The self-care approach values taking time to process your feelings, sharing and discussing trauma and protecting your own comfort and beliefs with a firm layer of bubble-wrap at all times.

This positive mindset has contributed to the mass increase in recent years of people seeking out mental health assistance and as a result has saved countless lives. For that reason alone, it definitely sounds like a better alternative to “toughing it out”.

But, we know this attitude too can be downright detrimental.

For some, mental illness has become competitive.

Mental health is popping up more and more in our daily lives from conversations to TikTok to TV and movies, where at times it’s been glamourised and romanticised. As a result, meaningful terms like depression, anxiety and trauma get thrown around more, and in turn we can be more critical and ask more questions behind closed doors about those that use them. Such as whether people are really depressed or just self-diagnosing? Or whose trauma is the most severe and therefore most deserving of sympathy? Reducing these problems to playground competitions.

While for others, this bubble-wrap has manifested into overprotective self-centrism, where people struggle to take on constructive criticism that could benefit them.

So where is the middle ground? If one approach disregards emotional hardship to the point of mental destruction, and one tip toes around it to the point of social destruction, how should we approach and discuss the adversity we face?

The answer: is to be kind.

As basic and cheesy as it sounds, the answer to our problems lies in the simple lesson we’re taught as kids; we need to be kind, to ourselves and to each other.

Kindness means accepting each person’s unique struggles as just that; personal unique struggles. Kindness isn’t measuring or comparing severity in ways that make other people’s pain feel insignificant. Kindness is acknowledging that a nasty comment that could feel like a graze to one person could genuinely feel like a punch in the face to another. In the same way that just because one person could have broken every bone in their body, doesn’t mean that another person’s twisted ankle doesn’t still hurt.

We must keep in mind that we can’t ever truly know how problems affect the people sitting next to us, or our families or even our closest friends.
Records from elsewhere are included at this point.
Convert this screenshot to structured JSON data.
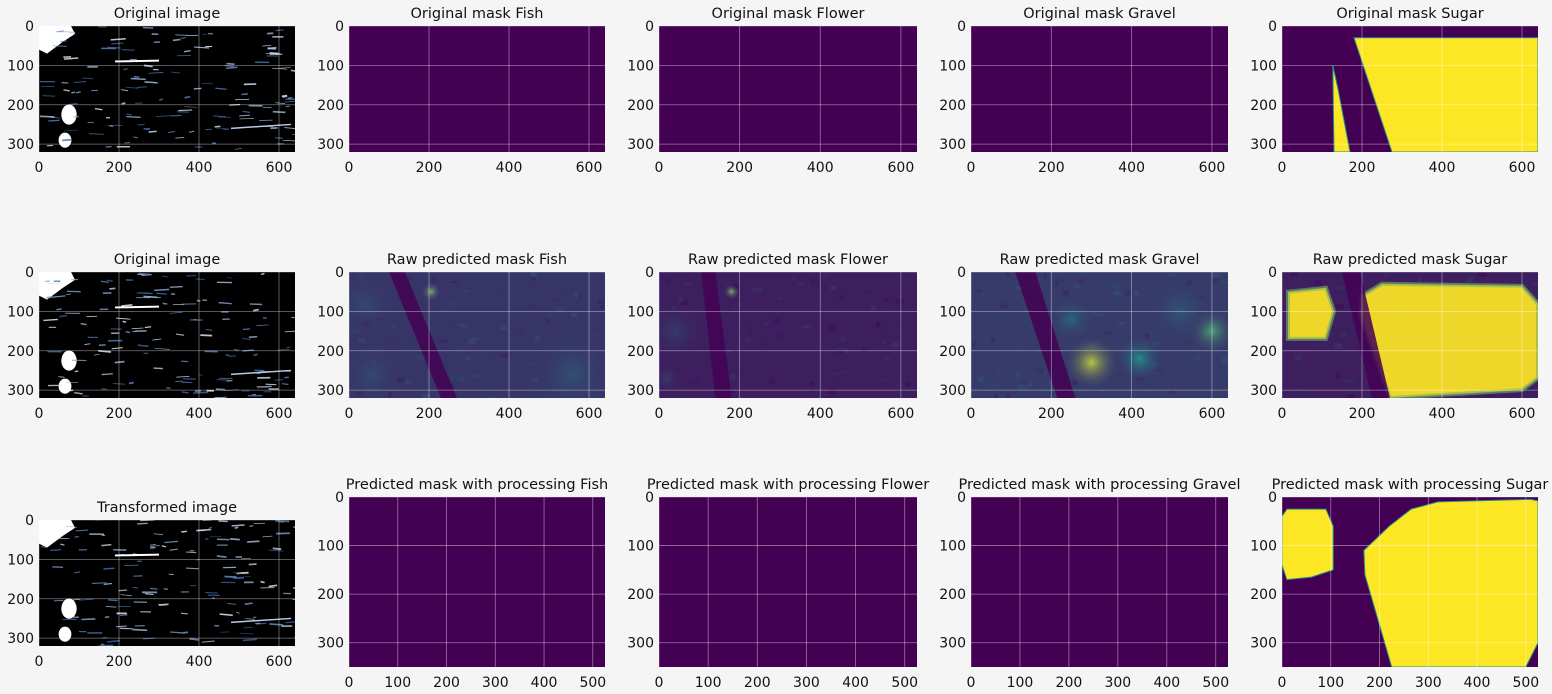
{
  "figure": {
    "background": "#f5f5f5",
    "colormap": {
      "name": "viridis",
      "low": "#440154",
      "mid": "#21918c",
      "high": "#fde725"
    },
    "image_colormap": {
      "low": "#000000",
      "mid": "#4a7ac0",
      "high": "#ffffff"
    }
  },
  "chart_data": [
    {
      "type": "heatmap",
      "title": "Original image",
      "content": "satellite",
      "xlim": [
        0,
        640
      ],
      "ylim": [
        320,
        0
      ],
      "xticks": [
        "0",
        "200",
        "400",
        "600"
      ],
      "yticks": [
        "0",
        "100",
        "200",
        "300"
      ],
      "grid": true
    },
    {
      "type": "heatmap",
      "title": "Original mask Fish",
      "content": "empty",
      "xlim": [
        0,
        640
      ],
      "ylim": [
        320,
        0
      ],
      "xticks": [
        "0",
        "200",
        "400",
        "600"
      ],
      "yticks": [
        "0",
        "100",
        "200",
        "300"
      ],
      "grid": true
    },
    {
      "type": "heatmap",
      "title": "Original mask Flower",
      "content": "empty",
      "xlim": [
        0,
        640
      ],
      "ylim": [
        320,
        0
      ],
      "xticks": [
        "0",
        "200",
        "400",
        "600"
      ],
      "yticks": [
        "0",
        "100",
        "200",
        "300"
      ],
      "grid": true
    },
    {
      "type": "heatmap",
      "title": "Original mask Gravel",
      "content": "empty",
      "xlim": [
        0,
        640
      ],
      "ylim": [
        320,
        0
      ],
      "xticks": [
        "0",
        "200",
        "400",
        "600"
      ],
      "yticks": [
        "0",
        "100",
        "200",
        "300"
      ],
      "grid": true
    },
    {
      "type": "heatmap",
      "title": "Original mask Sugar",
      "content": "mask",
      "xlim": [
        0,
        640
      ],
      "ylim": [
        320,
        0
      ],
      "xticks": [
        "0",
        "200",
        "400",
        "600"
      ],
      "yticks": [
        "0",
        "100",
        "200",
        "300"
      ],
      "grid": true,
      "regions": [
        [
          [
            230,
            30
          ],
          [
            640,
            30
          ],
          [
            640,
            320
          ],
          [
            275,
            320
          ],
          [
            180,
            30
          ]
        ],
        [
          [
            127,
            100
          ],
          [
            140,
            160
          ],
          [
            170,
            320
          ],
          [
            130,
            320
          ]
        ]
      ]
    },
    {
      "type": "heatmap",
      "title": "Original image",
      "content": "satellite",
      "xlim": [
        0,
        640
      ],
      "ylim": [
        320,
        0
      ],
      "xticks": [
        "0",
        "200",
        "400",
        "600"
      ],
      "yticks": [
        "0",
        "100",
        "200",
        "300"
      ],
      "grid": true
    },
    {
      "type": "heatmap",
      "title": "Raw predicted mask Fish",
      "content": "raw",
      "xlim": [
        0,
        640
      ],
      "ylim": [
        320,
        0
      ],
      "xticks": [
        "0",
        "200",
        "400",
        "600"
      ],
      "yticks": [
        "0",
        "100",
        "200",
        "300"
      ],
      "grid": true,
      "level": 0.18,
      "hotspots": [
        {
          "x": 205,
          "y": 50,
          "r": 25,
          "v": 0.7
        },
        {
          "x": 40,
          "y": 80,
          "r": 80,
          "v": 0.25
        },
        {
          "x": 560,
          "y": 260,
          "r": 110,
          "v": 0.28
        },
        {
          "x": 60,
          "y": 260,
          "r": 80,
          "v": 0.25
        }
      ],
      "bands": [
        [
          [
            100,
            0
          ],
          [
            140,
            0
          ],
          [
            270,
            320
          ],
          [
            230,
            320
          ]
        ]
      ]
    },
    {
      "type": "heatmap",
      "title": "Raw predicted mask Flower",
      "content": "raw",
      "xlim": [
        0,
        640
      ],
      "ylim": [
        320,
        0
      ],
      "xticks": [
        "0",
        "200",
        "400",
        "600"
      ],
      "yticks": [
        "0",
        "100",
        "200",
        "300"
      ],
      "grid": true,
      "level": 0.1,
      "hotspots": [
        {
          "x": 180,
          "y": 50,
          "r": 22,
          "v": 0.7
        },
        {
          "x": 40,
          "y": 150,
          "r": 90,
          "v": 0.2
        },
        {
          "x": 20,
          "y": 270,
          "r": 40,
          "v": 0.2
        }
      ],
      "bands": [
        [
          [
            105,
            0
          ],
          [
            140,
            0
          ],
          [
            180,
            320
          ],
          [
            140,
            320
          ]
        ]
      ]
    },
    {
      "type": "heatmap",
      "title": "Raw predicted mask Gravel",
      "content": "raw",
      "xlim": [
        0,
        640
      ],
      "ylim": [
        320,
        0
      ],
      "xticks": [
        "0",
        "200",
        "400",
        "600"
      ],
      "yticks": [
        "0",
        "100",
        "200",
        "300"
      ],
      "grid": true,
      "level": 0.2,
      "hotspots": [
        {
          "x": 300,
          "y": 230,
          "r": 70,
          "v": 0.85
        },
        {
          "x": 420,
          "y": 220,
          "r": 60,
          "v": 0.5
        },
        {
          "x": 600,
          "y": 150,
          "r": 60,
          "v": 0.6
        },
        {
          "x": 250,
          "y": 120,
          "r": 60,
          "v": 0.35
        },
        {
          "x": 520,
          "y": 100,
          "r": 80,
          "v": 0.3
        }
      ],
      "bands": [
        [
          [
            110,
            0
          ],
          [
            160,
            0
          ],
          [
            260,
            320
          ],
          [
            215,
            320
          ]
        ]
      ]
    },
    {
      "type": "heatmap",
      "title": "Raw predicted mask Sugar",
      "content": "raw",
      "xlim": [
        0,
        640
      ],
      "ylim": [
        320,
        0
      ],
      "xticks": [
        "0",
        "200",
        "400",
        "600"
      ],
      "yticks": [
        "0",
        "100",
        "200",
        "300"
      ],
      "grid": true,
      "level": 0.1,
      "regions": [
        [
          [
            250,
            30
          ],
          [
            600,
            35
          ],
          [
            640,
            80
          ],
          [
            640,
            270
          ],
          [
            600,
            300
          ],
          [
            270,
            320
          ],
          [
            195,
            110
          ],
          [
            200,
            60
          ]
        ],
        [
          [
            15,
            50
          ],
          [
            110,
            40
          ],
          [
            130,
            100
          ],
          [
            110,
            170
          ],
          [
            15,
            170
          ]
        ]
      ],
      "bands": [
        [
          [
            150,
            0
          ],
          [
            195,
            0
          ],
          [
            270,
            320
          ],
          [
            225,
            320
          ]
        ]
      ]
    },
    {
      "type": "heatmap",
      "title": "Transformed image",
      "content": "satellite",
      "xlim": [
        0,
        640
      ],
      "ylim": [
        320,
        0
      ],
      "xticks": [
        "0",
        "200",
        "400",
        "600"
      ],
      "yticks": [
        "0",
        "100",
        "200",
        "300"
      ],
      "grid": true
    },
    {
      "type": "heatmap",
      "title": "Predicted mask with processing Fish",
      "content": "empty",
      "xlim": [
        0,
        525
      ],
      "ylim": [
        350,
        0
      ],
      "xticks": [
        "0",
        "100",
        "200",
        "300",
        "400",
        "500"
      ],
      "yticks": [
        "0",
        "100",
        "200",
        "300"
      ],
      "grid": true
    },
    {
      "type": "heatmap",
      "title": "Predicted mask with processing Flower",
      "content": "empty",
      "xlim": [
        0,
        525
      ],
      "ylim": [
        350,
        0
      ],
      "xticks": [
        "0",
        "100",
        "200",
        "300",
        "400",
        "500"
      ],
      "yticks": [
        "0",
        "100",
        "200",
        "300"
      ],
      "grid": true
    },
    {
      "type": "heatmap",
      "title": "Predicted mask with processing Gravel",
      "content": "empty",
      "xlim": [
        0,
        525
      ],
      "ylim": [
        350,
        0
      ],
      "xticks": [
        "0",
        "100",
        "200",
        "300",
        "400",
        "500"
      ],
      "yticks": [
        "0",
        "100",
        "200",
        "300"
      ],
      "grid": true
    },
    {
      "type": "heatmap",
      "title": "Predicted mask with processing Sugar",
      "content": "mask",
      "xlim": [
        0,
        525
      ],
      "ylim": [
        350,
        0
      ],
      "xticks": [
        "0",
        "100",
        "200",
        "300",
        "400",
        "500"
      ],
      "yticks": [
        "0",
        "100",
        "200",
        "300"
      ],
      "grid": true,
      "regions": [
        [
          [
            10,
            25
          ],
          [
            90,
            25
          ],
          [
            105,
            60
          ],
          [
            105,
            150
          ],
          [
            60,
            165
          ],
          [
            10,
            170
          ],
          [
            0,
            140
          ],
          [
            0,
            40
          ]
        ],
        [
          [
            220,
            60
          ],
          [
            265,
            25
          ],
          [
            320,
            10
          ],
          [
            510,
            5
          ],
          [
            525,
            8
          ],
          [
            525,
            300
          ],
          [
            500,
            350
          ],
          [
            225,
            350
          ],
          [
            170,
            160
          ],
          [
            168,
            110
          ]
        ]
      ]
    }
  ]
}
And for that reason, we mustn’t compare.

But being kind also means being kind to us; ourselves; yourselves. It means combining the acceptance of “self-care” with the resilience of “tough love” to create a positive, nuanced middle ground approach that provides the flexibility we all need to approach all our unique, personal problems.

Ultimately, wrapping ourselves in bubble wrap or throwing ourselves straight into the boiling pot, probably both aren’t the best ways to face our problems. But by being kind to one another and taking on challenges with a flexible, open mind, I believe we are truly capable of surviving and might I say, thriving through just about anything, thank you.